Üzülmeyin, hemen düşmesin yüzünüz, anlatacağımız çok güzel şeyler var çünkü. Başta demedik mi sonu güzel bu masalın diye. Bakın sabah oldu bile, kız uyanıyor. Ne de güzel yüzü. Her gece ölüp her sabah dirildiğini bilmiyor. Kimse söylemedi ona. Söyleseler ne değişecek. Yakında öleceğinden ve zaten her gün öldüğünden habersiz. Hiç rüya görmemesine anlam veremiyor sadece. Titriyor bakın. Ne kadar sıcak olursa olsun hep titreyerek uyanıyor. Üzerindeki kalın yorgandan sıyrılıp kalkıyor. Her sabah olduğu gibi bahçeye koşuyor kız, ağaçların her biriyle teker teker ilgilenip meyvelerinden yiyor. İçerden babası seslenince güvercin edasıyla yürüyor eve. Yine az yiyor kız. Hemencecik yola koyuluyorlar. Geç kalırlarsa zalim tarla sahibi yevmiyelerinden keser.

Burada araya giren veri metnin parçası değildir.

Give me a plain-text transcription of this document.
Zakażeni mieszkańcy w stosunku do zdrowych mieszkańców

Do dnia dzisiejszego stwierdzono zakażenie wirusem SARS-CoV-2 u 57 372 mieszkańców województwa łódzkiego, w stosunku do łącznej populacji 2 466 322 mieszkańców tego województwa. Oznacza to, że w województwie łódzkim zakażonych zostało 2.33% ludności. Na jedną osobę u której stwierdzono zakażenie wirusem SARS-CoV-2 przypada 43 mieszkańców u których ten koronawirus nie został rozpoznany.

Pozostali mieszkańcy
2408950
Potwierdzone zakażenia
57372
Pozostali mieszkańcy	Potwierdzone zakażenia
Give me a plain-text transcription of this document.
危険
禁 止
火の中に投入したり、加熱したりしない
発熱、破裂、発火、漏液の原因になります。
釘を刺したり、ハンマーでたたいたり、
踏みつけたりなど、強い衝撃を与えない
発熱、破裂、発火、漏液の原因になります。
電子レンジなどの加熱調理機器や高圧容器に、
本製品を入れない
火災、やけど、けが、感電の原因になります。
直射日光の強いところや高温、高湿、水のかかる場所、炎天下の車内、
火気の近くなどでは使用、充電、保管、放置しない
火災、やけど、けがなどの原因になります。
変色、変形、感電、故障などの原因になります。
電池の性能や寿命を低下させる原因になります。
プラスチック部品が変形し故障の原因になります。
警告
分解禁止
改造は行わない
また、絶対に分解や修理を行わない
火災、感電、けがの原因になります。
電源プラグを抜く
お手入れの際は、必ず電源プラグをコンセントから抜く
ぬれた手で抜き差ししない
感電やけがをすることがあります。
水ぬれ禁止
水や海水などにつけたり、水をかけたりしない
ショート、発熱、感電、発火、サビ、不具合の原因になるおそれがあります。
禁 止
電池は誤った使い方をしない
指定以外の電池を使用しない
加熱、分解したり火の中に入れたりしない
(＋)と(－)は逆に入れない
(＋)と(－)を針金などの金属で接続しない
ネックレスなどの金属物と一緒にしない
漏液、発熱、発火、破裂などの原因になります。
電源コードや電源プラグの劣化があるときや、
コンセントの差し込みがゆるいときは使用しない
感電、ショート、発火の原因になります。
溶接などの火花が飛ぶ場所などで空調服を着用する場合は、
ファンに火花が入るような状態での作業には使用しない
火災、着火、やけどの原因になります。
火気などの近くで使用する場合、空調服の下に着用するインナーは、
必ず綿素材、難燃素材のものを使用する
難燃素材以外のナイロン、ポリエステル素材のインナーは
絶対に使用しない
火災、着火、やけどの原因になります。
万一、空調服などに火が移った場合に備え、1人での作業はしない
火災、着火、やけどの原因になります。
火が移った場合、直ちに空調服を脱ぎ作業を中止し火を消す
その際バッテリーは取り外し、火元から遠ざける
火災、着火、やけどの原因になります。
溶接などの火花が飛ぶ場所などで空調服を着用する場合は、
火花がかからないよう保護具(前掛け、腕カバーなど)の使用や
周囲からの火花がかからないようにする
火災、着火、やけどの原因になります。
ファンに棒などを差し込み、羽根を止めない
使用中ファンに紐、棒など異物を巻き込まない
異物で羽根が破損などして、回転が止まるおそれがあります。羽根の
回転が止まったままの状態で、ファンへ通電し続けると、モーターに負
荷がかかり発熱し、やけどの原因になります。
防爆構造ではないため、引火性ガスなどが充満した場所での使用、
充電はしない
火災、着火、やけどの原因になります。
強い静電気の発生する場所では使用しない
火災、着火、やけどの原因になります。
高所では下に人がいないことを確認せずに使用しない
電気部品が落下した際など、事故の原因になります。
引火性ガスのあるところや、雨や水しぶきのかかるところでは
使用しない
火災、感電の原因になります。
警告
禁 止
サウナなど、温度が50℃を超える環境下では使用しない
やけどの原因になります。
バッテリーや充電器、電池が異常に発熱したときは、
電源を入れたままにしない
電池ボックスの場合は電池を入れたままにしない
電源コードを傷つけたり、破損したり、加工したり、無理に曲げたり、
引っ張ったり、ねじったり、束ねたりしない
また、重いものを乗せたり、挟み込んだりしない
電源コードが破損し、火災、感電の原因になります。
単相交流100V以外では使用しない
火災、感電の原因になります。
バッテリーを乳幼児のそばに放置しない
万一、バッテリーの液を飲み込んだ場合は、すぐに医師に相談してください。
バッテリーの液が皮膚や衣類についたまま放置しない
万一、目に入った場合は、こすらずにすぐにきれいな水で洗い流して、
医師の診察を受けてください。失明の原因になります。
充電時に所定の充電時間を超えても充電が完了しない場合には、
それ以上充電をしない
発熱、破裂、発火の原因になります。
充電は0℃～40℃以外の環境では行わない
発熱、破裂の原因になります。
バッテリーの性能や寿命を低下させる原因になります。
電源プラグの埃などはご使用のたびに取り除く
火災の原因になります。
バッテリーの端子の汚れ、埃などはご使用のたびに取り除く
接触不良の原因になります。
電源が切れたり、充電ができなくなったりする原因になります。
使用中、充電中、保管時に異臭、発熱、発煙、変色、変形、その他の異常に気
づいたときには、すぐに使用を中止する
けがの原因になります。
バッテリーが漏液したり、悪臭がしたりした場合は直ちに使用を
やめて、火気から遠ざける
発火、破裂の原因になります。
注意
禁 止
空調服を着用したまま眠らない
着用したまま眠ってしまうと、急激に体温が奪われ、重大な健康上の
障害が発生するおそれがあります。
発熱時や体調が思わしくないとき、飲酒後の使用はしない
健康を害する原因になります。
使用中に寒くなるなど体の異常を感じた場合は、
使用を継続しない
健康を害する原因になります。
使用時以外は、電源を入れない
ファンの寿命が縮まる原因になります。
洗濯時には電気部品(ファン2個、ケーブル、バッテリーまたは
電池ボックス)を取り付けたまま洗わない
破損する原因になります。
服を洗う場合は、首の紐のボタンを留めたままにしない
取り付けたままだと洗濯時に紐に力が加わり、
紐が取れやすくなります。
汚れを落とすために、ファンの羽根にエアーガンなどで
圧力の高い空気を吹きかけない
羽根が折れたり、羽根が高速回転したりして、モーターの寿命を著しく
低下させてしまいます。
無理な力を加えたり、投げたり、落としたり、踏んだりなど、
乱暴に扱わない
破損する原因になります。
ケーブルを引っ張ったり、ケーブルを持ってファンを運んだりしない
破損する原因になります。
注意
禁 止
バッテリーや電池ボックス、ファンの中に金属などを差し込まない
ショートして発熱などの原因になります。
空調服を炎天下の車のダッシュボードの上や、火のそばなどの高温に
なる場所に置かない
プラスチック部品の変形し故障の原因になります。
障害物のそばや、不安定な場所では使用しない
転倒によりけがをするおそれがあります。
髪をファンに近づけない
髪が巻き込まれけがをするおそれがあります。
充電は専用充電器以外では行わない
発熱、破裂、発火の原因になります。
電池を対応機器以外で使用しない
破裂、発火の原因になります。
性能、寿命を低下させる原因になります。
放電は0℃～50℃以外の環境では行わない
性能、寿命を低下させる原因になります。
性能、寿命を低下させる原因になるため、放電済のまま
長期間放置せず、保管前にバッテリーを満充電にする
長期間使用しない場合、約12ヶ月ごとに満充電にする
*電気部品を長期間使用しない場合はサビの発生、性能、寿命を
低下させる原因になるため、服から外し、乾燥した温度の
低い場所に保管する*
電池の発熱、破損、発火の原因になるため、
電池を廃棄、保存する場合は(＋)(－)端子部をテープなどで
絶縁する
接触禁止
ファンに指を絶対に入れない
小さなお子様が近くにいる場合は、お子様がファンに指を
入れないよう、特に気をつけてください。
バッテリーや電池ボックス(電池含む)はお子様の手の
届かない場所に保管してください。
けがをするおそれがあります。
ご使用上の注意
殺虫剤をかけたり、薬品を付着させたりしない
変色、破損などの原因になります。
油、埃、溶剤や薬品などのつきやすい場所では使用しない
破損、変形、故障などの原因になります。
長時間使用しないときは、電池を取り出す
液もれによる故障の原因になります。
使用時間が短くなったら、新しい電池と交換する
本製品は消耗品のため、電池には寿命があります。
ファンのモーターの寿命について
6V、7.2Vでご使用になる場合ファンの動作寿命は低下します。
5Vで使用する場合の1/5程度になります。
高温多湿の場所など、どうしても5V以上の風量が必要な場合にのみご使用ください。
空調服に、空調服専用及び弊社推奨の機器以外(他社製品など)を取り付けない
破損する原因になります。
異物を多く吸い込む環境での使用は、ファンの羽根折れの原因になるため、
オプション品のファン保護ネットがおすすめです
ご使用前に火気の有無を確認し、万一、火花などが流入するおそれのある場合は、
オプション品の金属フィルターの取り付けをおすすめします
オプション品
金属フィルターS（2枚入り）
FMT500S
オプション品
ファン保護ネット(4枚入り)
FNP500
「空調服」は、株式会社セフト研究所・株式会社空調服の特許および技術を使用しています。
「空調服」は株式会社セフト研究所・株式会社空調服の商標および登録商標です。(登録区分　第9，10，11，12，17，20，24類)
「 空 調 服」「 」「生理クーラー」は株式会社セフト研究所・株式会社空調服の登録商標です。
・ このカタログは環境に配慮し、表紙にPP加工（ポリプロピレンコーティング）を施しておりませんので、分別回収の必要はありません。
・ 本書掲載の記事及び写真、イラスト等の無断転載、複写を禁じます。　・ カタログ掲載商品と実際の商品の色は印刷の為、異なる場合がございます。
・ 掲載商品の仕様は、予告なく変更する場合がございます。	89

Kız sabahları konuşmuyor pek, güneşin aydınlattığı patika yolun kenarlarındaki çeşit çeşit ağaçlara hayranlıkla bakıyor; kuşların, böceklerin seslerini coşkuyla dinliyor. Yaşayan her şeye bitmez bir özlemi var kızın. Geldiler tarlaya. Bakın o mendebur tarla sahibi yine kulesinden işçileri izliyor. Biri vaktinde gelmesin, biri mola vakti dışında bir dakika dursun, biri ufacık bir hata yapsın, pis ihtiyar kulesinden bağırır, tehdit eder. Kız başlarda rahatsız oluyordu sürekli izlenmekten ama alıştı zamanla. Yaşama duyduğu saygı, sevilmeyecek olanı bile sevmesini sağlıyor çünkü. Kızla yaşıt onlarca işçi çalışıyor tarlada. Hepsi de iyi yürekli çalışkan insanlar. Melek yüzlü kız, onları görünce güneş gibi gülümsüyor. Her gün olduğu gibi bir yandan çalışıp beri yandan güzel güzel sohbetler ediyorlar, gülüp eğleniyorlar. İşin yükünü dostluklarıyla sırtlıyorlar. Kimse tarla sahibini sevmiyor ama ne yapsınlar. Başka tarlalar var ama en yakını yarım gün uzaklıkta. Hem onların sahipleriyle de ilgili güzel rivayetler duyulmuyor. Zalim her yerde, zulüm dünyanın yaşına denk. Ya çekip gideceksiniz ya da güzel olan ne varsa ona tutunup yaşayacaksınız.
   
Güzel olana tutunup yaşayanları anlattık epeyce. Biraz da çekip gidenlere bakalım. Genç bir adamdan bahsedelim. Bir yerde bir aydan fazla durduğu görülmemiş gezgin bir işçi.  Kendinden başka kimsesi yok. Zulmü gördü mü açlık pahasına terk ediyor o yöreyi. Gezip duruyor. Ahırlarda yatıp karın tokluğuna çalışıyor. İçi sevgi dolu. Dert değil hiçbir şey. Yeter ki dürüstçe çalışacağı bir kapı bulsun, ekmeğini taştan çıkarır. İyilikten de geri durmaz, kolu nereye yetiyorsa oraya uzatır yardım elini. Ama içinde bir boşluk var. Gezip durduğu bu yüzden. Zulme göğüs gerecek yerde çekip gidişi bu yüzden belki. İçindeki boşluğu dolduracağı bir yer arıyor. Onun da bir derdi var desek çok mu üzeriz sizi. Var elbet, göğsünün altında bir yerine iki kalp var. Bunun neresi kötü diyorsunuz besbelli. Dinleyin o zaman: İki kalpli genç adam neden yalnız biliyor musunuz? O iki kalp onun ömrünü, sevdiği herkesin ölümünü görecek kadar uzattı çünkü. Belki 117 yaşında ama yüzü ve bedeni yirmilerinde. Bir de hiç uyumuyor, sürekli çarpan kalpleri ona uykuyu haram ediyor çünkü. Bir gece bir gündüz iki hayat yaşıyor her gün. 117 yıllık ömrünün iki katı dert görmüş, iki katı acı çekmiş bu yüzden. İki kalbi de dolduramıyor acıların yıktığı yürek evini, içinin boşluğu gözlerinden okunuyor.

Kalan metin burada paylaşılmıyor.